A nascent type of store may be located alongside a dentist, a Pizza Hut, and a Vietnamese restaurant in a tiny business park in Mississauga, Ontario.

With a brightly lit waiting area, a registration desk, and cubicles enclosed by bullet-resistant glass, it appears to be a small local bank or perhaps a currency exchange operator.

However, Coin Nerds Inc. provides guests with something that other financial stores do not: cryptocurrency.

The founders of the store, which debuted in 2018, are among a small group of entrepreneurs who feel virtual currency has a home both offline and on Main Street.

A nascent type of store may be located alongside a dentist, a Pizza Hut, and a Vietnamese restaurant in a tiny business park in Mississauga, Ontario.

With a brightly lit waiting area, a registration desk, and cubicles enclosed by bullet-resistant glass, it appears to be a small local bank or perhaps a currency exchange operator.

However, Coin Nerds Inc. provides guests with something that other financial stores do not: cryptocurrency.

The founders of the store, which debuted in 2018, are among a small group of entrepreneurs who feel virtual currency has a home both offline and on Main Street.

Their proprietors claim that physical exchanges improve the experience of buying and selling bitcoin, which is often done through online exchanges like Coinbase Global Inc. or Binance Holdings Ltd. Mr. Hack believes that while such platforms are popular, they might be intimidating to consumers who are unfamiliar with cryptocurrency markets.

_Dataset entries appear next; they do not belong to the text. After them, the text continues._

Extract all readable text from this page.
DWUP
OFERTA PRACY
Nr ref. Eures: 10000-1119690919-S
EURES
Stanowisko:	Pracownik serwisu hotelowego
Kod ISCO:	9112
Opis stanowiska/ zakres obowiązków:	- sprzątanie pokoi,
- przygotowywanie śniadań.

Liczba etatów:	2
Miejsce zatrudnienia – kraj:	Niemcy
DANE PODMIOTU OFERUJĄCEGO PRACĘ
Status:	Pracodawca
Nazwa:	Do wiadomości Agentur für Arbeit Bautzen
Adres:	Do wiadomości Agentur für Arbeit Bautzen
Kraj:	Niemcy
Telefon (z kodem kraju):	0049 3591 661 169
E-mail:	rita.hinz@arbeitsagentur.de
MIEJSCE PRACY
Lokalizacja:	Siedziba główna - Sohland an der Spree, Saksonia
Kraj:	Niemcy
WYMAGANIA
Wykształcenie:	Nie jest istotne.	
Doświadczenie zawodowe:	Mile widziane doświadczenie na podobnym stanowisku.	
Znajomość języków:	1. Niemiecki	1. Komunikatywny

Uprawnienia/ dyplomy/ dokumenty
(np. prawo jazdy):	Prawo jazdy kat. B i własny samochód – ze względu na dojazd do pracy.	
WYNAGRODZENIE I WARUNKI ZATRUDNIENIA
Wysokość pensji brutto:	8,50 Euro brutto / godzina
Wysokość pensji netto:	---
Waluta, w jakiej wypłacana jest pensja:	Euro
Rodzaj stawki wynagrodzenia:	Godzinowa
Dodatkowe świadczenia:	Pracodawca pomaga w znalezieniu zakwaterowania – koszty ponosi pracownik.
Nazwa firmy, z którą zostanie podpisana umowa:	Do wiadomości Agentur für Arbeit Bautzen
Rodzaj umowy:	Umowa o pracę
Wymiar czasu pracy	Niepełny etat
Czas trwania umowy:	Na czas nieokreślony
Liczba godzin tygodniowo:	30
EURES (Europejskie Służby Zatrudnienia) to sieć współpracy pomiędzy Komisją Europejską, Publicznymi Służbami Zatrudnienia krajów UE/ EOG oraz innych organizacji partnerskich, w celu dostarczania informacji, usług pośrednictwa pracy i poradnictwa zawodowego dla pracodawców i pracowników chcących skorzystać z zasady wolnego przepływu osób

“We’ve noticed an attrition rate with cryptocurrency, where people will deposit $500 or $1,000 into an exchange but have no idea what to do with it, or they’ll simply say, ‘You know what, this is too difficult for me.’ “I’m leaving,” he said.

Customers can speak to someone practically instantly if they have an issue at a staffed crypto exchange with an open-door policy; internet exchanges, on the other hand, have been chastised for being slow to respond to client concerns.

According to Baptiste Lac, co-founder of Comptoir des Cybermonnaies, a physical exchange owned by Satoshi Dev SAS based in Bordeaux, France, the physical nature of real-life storefronts engenders trust in those skeptical of the largely unregulated crypto industry, which has become a hotbed for scams.

“When a newbie arrives—especially a more traditional investor wanting to buy through their broker—they can check Google to see whether we are secure, if we are licensed by French regulations, and if they can spend the significant sum that they might not feel safe spending online,” Mr. Lac explained.

Comptoir des Cybermonnaies, unlike Coin Nerds, does not accept cash because it is cautious of being involved in money-laundering schemes and is unwilling to disrupt the open plan nature of the store with security precautions.

However, taking cash for cryptocurrency is the raison d’être of Bitcoin Store, a chain of three physical exchanges established in Croatia.

According to Mario Radosevic, chief marketing officer of Digital Assets d.o.o., which operates Bitcoin Store, Croatia, which is not a member of the eurozone and uses the kuna as currency, is still a cash-heavy nation.

According to him, a real exchange opens up the crypto market to cash-carrying Croatians, many of whom are distrustful of banks. It also serves as a billboard for the company, which also provides an online service, as well as a venue where curious residents may ask any questions they have regarding cryptocurrency, he noted.

Crypto ATMs, which allow users to purchase and sell cryptocurrencies with a bank card or cash, provide consumers with another way to interact with currencies that cannot be touched.

El Salvador, which became the first country to accept bitcoin as legal cash last month, has 200 crypto ATMs in operation. Citizens can also withdraw their cryptocurrency funds in cash via 50 staffed branches of Chivo, the country’s official bitcoin wallet brand, located throughout the country, according to Salvadoran President Nayib Bukele.